Chad Aldeman is a reformster, to adopt Peter Greene's term. But Aldeman has a particular focus: He doesn't like teacher pensions. He says so over and over again. He is founding editor of something called "TeacherPensions.org," which is the spawn of reformster outfit Bellwether Education Partners. He's not the only anti-pension huckster out there, but an impressive number of them cite his work for support.
His criticism seems to be based on the fact that, unless you work for a pretty long time, you don't get a good return on your contributions. Which is basically true, and also a good thing. Again, a more experienced, stable workforce benefits students and the institution, and incentivizing teachers to remain in the classroom is a stabilizing influence. When the incentives disappear, teachers do, too. Look around.
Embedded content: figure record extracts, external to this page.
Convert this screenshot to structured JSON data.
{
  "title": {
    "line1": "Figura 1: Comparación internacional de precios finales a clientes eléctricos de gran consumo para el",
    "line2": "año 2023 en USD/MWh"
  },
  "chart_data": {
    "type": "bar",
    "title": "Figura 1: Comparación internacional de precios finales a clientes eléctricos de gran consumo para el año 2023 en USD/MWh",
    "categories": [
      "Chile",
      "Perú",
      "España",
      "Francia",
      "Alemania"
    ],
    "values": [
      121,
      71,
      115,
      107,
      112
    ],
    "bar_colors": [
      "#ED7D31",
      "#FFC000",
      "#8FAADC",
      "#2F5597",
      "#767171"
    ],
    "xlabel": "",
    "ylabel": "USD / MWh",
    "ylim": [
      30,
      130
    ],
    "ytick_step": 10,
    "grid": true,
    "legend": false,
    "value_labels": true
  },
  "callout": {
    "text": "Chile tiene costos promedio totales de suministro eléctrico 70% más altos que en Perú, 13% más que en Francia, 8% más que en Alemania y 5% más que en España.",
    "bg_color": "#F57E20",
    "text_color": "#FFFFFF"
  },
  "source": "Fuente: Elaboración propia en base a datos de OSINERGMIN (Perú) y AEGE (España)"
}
Aldeman likes to point out that much of today's pension expenditures by states and school districts go to teachers who aren't working anymore because they are, you know, retired. He cleverly blends teachers into "education employees," and connects statistics that sound ominous but really are vague and unconnected: "From 2001 to 2020, schools increased payrolls by 75% while their pension costs rose by 275%."
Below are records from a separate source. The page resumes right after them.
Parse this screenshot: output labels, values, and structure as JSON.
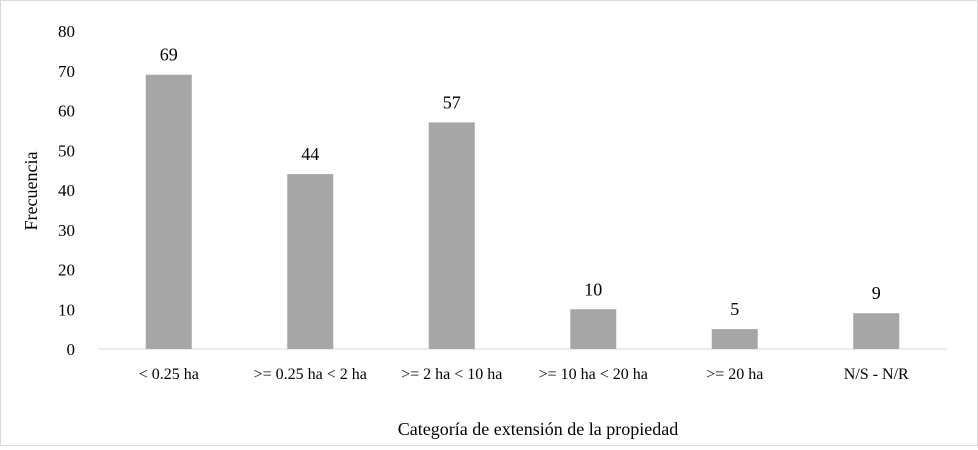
{
  "chart_data": {
    "type": "bar",
    "categories": [
      "< 0.25 ha",
      ">= 0.25 ha < 2 ha",
      ">= 2 ha < 10 ha",
      ">= 10 ha < 20 ha",
      ">= 20 ha",
      "N/S - N/R"
    ],
    "values": [
      69,
      44,
      57,
      10,
      5,
      9
    ],
    "data_labels": [
      "69",
      "44",
      "57",
      "10",
      "5",
      "9"
    ],
    "xlabel": "Categoría de extensión de la propiedad",
    "ylabel": "Frecuencia",
    "ylim": [
      0,
      80
    ],
    "yticks": [
      "0",
      "10",
      "20",
      "30",
      "40",
      "50",
      "60",
      "70",
      "80"
    ],
    "grid": false,
    "legend": "none",
    "bar_color": "#a6a6a6",
    "axis_color": "#d9d9d9"
  }
}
"Payrolls" include what workers? Same or different pension systems? What schools where? And what are these costs you speak of? Did lots of people retire? Did more schools offer their employees a plan? Did schools hire lots of people (?) and you're counting future retirements? Did schools and states get ripped off on their management fees? Aldemen neglects to say.
However, he doesn't hesitate to offer solutions to the problems he posits. Shorter version of his four-part plan? Get rid of pensions. That's it. No promises, raises don't count, and employees assume the risk. Sounds pretty appetizing, right? Well, if not, Aldeman has a solution for that, too: let teachers opt out. Let them take a defined contribution plan or just the cash.
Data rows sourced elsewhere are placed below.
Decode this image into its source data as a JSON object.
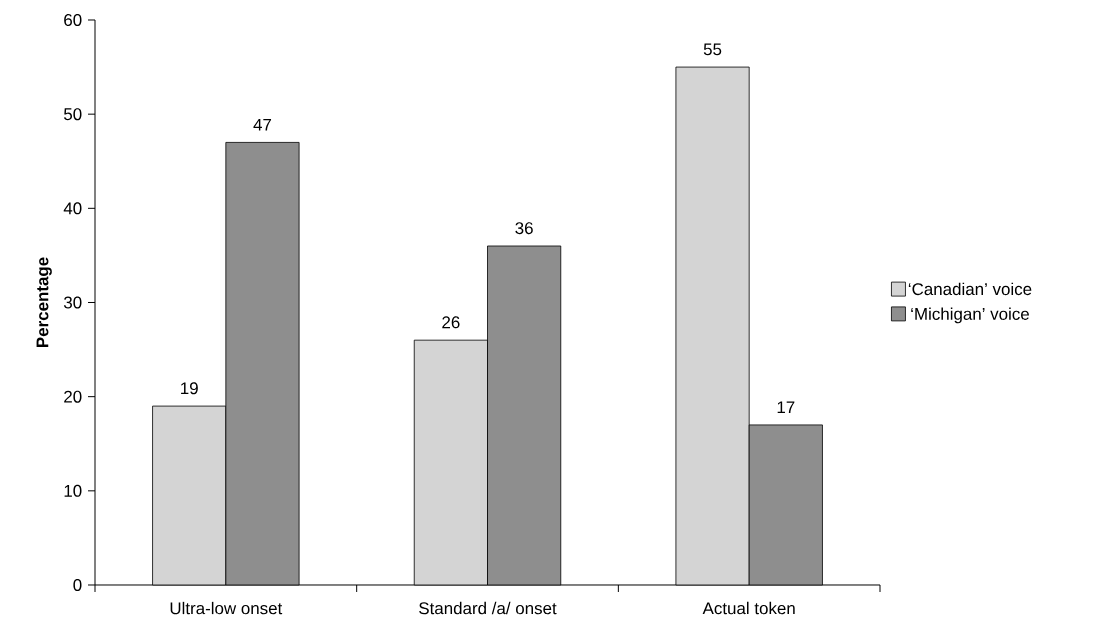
{
  "chart_data": {
    "type": "bar",
    "ylabel": "Percentage",
    "categories": [
      "Ultra-low onset",
      "Standard /a/ onset",
      "Actual token"
    ],
    "series": [
      {
        "name": "‘Canadian’ voice",
        "color": "#d4d4d4",
        "values": [
          19,
          26,
          55
        ]
      },
      {
        "name": "‘Michigan’ voice",
        "color": "#8e8e8e",
        "values": [
          47,
          36,
          17
        ]
      }
    ],
    "ylim": [
      0,
      60
    ],
    "yticks": [
      0,
      10,
      20,
      30,
      40,
      50,
      60
    ],
    "grid": false,
    "legend": "right",
    "data_labels": true
  }
}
Ultimately, Aldeman's "solutions" promote even greater teacher turnover by suppressing salaries and benefits, which of course is the point. To achieve this reformster paradise, he wants to drive a wedge between teachers who are retired or approaching retirement and youngsters who are left to worry that promises of a stable retirement might not be kept. It's a potent strategy.
Aldeman is a public policy guy who also works for something called the Edunomics Lab. I guess the pseudo-scientific name implies that he and the Lab know something about economics, but based on their work I can't confirm.
The director at the Lab, Marguerite Roza, is also a policy hotshot who, per Diane Ravitch, "was for many years a fellow at the Center for Reinventing Public Education at the University of Washington, a pro-school choice think tank" and "has been critical in her writings of class size reduction and has recommended saving money by cutting teachers’ pensions and benefits (which she called “Frozen Assets” in a 2007 paper of that name)."
In spite of being part of the McCourt School of Public Policy at Georgetown University, the Edunomics Lab primarily seems to be an advocacy squad on a mission to reform public school by destroying the village in order to save it.
For an excellent breakdown of Aldeman and his flimflam, here's a one-pager from advocacy group the National Public Pension Coalition. Here's Monique Morrissey, an actual economist from the Economic Policy Institute, taking down Aldeman and other pension critics for their deceptive tactics and bad-faith arguments. And finally, here's a study from the UC Berkeley Center for Labor Research and Education about why Aldeman and the pension-haters are wrong
So are these pension-haters just confused? Misinformed? No. They are coming through the side door in an effort to squeeze educational resources and, most important, make the teaching profession even more untenable than it already is. In other words...
If the Enemies of Public Schooling can degrade the profession sufficiently, we see exactly what we're seeing now: teachers leaving early, or in the middle, or not becoming teachers at all because who would?
Defund. Degrade. Destabilize. It's a war.